How to Help Make Healthy Choices for Kids?
Instill Religious Values
Whether or not to raise your children with religion is a personal decision, but there is a wide range of benefits that come with a religious upbringing. According to the Institute for Family Studies, one study showed that children who attended religious services regularly were less likely to use illicit drugs or experience high depressive symptoms. Adolescents who prayed regularly were less likely to have sex at a young age. Moreover, children with a religious upbringing reported higher levels of happiness, forgiveness, and a greater sense of purpose, all of which can shield our kids from making poor or risky decisions.
Be a Good Role Model
Kids naturally take after their parents. If you want your kids to make healthy decisions, you need to model these behaviors yourself. One way to do this is to pursue your career goals. Going back to school will show your kids the importance of overcoming challenges and working hard for the things they want. This can also teach your kids the importance of education. If you’re a busy parent, consider enrolling in an online degree program in fields such as information technology, business, or nursing so you can study on your own time!

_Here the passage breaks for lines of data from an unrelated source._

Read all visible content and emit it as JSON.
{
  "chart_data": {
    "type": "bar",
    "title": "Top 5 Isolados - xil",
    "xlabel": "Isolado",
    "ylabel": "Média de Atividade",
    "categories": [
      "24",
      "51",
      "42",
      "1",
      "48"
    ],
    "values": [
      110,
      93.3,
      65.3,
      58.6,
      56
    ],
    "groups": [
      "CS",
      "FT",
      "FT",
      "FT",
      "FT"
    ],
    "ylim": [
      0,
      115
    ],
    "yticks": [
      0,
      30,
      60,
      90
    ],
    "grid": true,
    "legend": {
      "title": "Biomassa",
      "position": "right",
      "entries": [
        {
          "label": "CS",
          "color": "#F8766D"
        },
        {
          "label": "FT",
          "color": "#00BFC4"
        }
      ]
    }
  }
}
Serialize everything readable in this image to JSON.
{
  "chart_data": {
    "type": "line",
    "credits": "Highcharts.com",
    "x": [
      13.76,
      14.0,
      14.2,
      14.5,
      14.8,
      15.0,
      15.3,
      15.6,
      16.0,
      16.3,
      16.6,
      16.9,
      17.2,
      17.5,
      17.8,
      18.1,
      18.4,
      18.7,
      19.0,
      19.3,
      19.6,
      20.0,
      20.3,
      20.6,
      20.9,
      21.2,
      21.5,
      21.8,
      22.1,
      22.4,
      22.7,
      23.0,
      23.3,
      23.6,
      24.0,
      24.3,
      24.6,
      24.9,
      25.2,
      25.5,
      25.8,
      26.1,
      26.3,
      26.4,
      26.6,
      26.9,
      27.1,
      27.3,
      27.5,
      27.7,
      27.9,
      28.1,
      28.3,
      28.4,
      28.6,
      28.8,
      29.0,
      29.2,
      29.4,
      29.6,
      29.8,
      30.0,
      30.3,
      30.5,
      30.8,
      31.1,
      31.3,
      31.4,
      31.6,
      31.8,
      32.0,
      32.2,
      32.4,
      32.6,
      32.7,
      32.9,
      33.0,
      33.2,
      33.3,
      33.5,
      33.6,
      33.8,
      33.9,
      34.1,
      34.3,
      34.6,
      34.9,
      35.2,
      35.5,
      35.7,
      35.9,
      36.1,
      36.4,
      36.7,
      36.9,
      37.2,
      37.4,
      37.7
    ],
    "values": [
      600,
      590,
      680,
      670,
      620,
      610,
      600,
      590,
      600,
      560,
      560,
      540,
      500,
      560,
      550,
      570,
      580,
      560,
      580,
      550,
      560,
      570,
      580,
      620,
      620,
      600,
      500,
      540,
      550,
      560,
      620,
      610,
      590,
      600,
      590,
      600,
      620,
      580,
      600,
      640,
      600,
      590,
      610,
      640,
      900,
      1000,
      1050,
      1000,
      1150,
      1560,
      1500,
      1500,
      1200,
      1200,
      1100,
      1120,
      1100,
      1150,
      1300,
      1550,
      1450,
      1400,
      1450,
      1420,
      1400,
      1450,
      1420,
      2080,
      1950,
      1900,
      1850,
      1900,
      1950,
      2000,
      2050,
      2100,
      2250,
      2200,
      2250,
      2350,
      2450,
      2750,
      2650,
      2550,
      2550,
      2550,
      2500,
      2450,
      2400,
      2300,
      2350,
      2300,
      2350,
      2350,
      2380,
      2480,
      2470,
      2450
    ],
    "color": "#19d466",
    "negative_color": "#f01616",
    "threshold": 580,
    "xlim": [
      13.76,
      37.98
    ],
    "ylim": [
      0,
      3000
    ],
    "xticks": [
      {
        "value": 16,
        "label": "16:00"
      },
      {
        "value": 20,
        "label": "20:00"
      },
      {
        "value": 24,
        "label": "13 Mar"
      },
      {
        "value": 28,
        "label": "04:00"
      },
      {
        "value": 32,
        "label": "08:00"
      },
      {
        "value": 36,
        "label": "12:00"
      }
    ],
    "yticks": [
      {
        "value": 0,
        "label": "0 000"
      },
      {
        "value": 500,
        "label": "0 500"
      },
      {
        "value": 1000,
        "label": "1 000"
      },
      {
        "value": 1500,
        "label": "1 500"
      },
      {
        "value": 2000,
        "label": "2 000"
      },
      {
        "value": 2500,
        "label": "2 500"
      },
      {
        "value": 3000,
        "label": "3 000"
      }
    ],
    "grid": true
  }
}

Let them Experience Natural Consequences
When your children make a bad decision, try stepping back and letting them experience the natural consequences of their actions. This will teach them that they have control over their success or failure. Natural consequences also work great for reinforcing or punishing behaviors. For example, if your child decides not to wear a coat, they will feel cold. If they eat too much candy, they will feel sick. If they won’t eat the healthy meal you cooked, they will be hungry. Your children will learn from these experiences and make choices that help them avoid negative consequences in the future.
Make Healthy Behaviors Fun
While natural consequences are a valuable learning opportunity, parents can also play a role in making healthy behaviors more desirable. Look for ways to inject fun into healthy activities. For example, make exercise fun with backyard games and family outings. Ask your kids to help you shop for healthy ingredients and give them some control over the dinner menu. Set family activity goals and make it a fun competition. All of these strategies can help your children build a positive association with healthy behaviors.
Maintain a Strong and Open Relationship
The strength of the parent-child relationship is one of the biggest factors influencing drug use during adolescence. Aim to have an open relationship with your child in which they feel comfortable being honest with you about tough topics like drugs and alcohol. When talking with your kids about these issues, be honest and rational. Speak to your kids how you would want to be spoken to, make them feel trusted, give them a chance to express their thoughts, and don’t scare them away from coming to you when they have a concern.
Child Mind Institute suggests having an amnesty policy in place, meaning your child can ask for help without getting in trouble. For example, if your child has had a couple of drinks at a party and wants to leave, they can call you for a ride without fearing punishment. Instead of imposing regular consequences for this, you will get them out of harm’s way and discuss the incident when the time is right.
Raising kids isn’t easy. There are so many factors to consider when making parenting decisions, and the right methods for one family might not apply to yours. Still, it never hurts to learn a few new tricks to help your kids make choices that support their health!